Introduction : Chronic Kidney Disease (CKD) is an increasing cause of morbidity and mortality worldwide. Chronic Kidney Disease of Unknown etiology (CKD-u), a tubular interstitial nephropathy, is an emerging epidemic among farmers in North-Central region of Sri Lanka. Serum creatinine remains unchallenged, as the marker of renal function and most appropriate test for screening. One major disadvantage of creatinine is that it remains within normal range even with 50% loss of renal function. Due to limitations of serum creatinine and other available biomarkers of CKD ,there is a huge demand for novel validated markers in screening and clinical care. Retinol binding protein 4 (RBP4) is a low molecular weight protein, which is mainly synthesized in the liver belonging to the lipocalin super family. Its main function is to transport retinol (vitamin A).

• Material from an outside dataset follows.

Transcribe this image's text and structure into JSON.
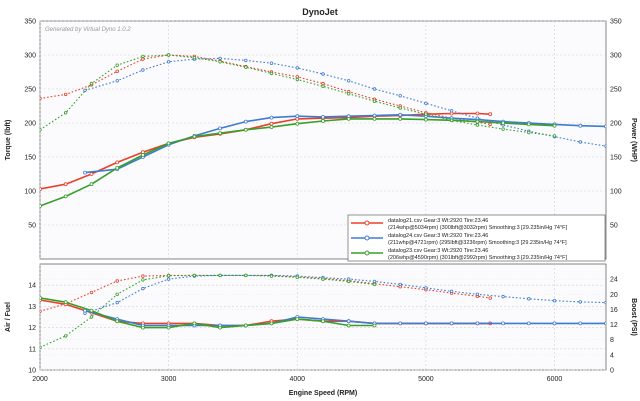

The role of urinary RBP4 as a biomarker of CKD in proximal tubular diseases, glomerulopathies and in transplantation is well established. Beyond the typical proximal tubulopathies, it has been shown that urinary RBP4 is associated with the risk of CKD progression in some other conditions. The aim of this study was to determine the level of urinary RBP4 as a marker of disease severity in CKD-u patients in Girandurukotte and Wilgamuwa area in Sri Lanka. Method : Thirty nine biopsy proven CKD-u patients from Girandurukotte and Wilgamuwa renal clinics were studied. Blood and random urine samples were collected from participants and centrifuged for 15 minutes at 4000 rpm. Centrifuged urine samples were frozen at -80ºC until assay. RBP4 level was measured in urine by MILLIPLEX MAG CERTKD panel 05 in a Luminex MAGPIX platform. All procedures were performed in accordance with the manufacturer’s instructions. Separated serum was used to measure serum creatinine and estimated glomerular filtration rate (eGFR) was calculated. The disease was categorized into five clinical stages, according to the Kidney Disease Outcomes Quality Initiative (KDOQI) criteria based on the eGFR. Data was analyzed using R programming language. Results : The median urinary RBP4 levels gradually increased with the advancing clinical stage of CKD. There was a negative correlation between the eGFR and the and the urinary RBP4 level (-0.5362). Conclusion : Our results suggest that urinary RBP4 could be a marker of disease severity in CKD-u patients in Sri Lanka. However, a larger control study would be needed to validate these findings.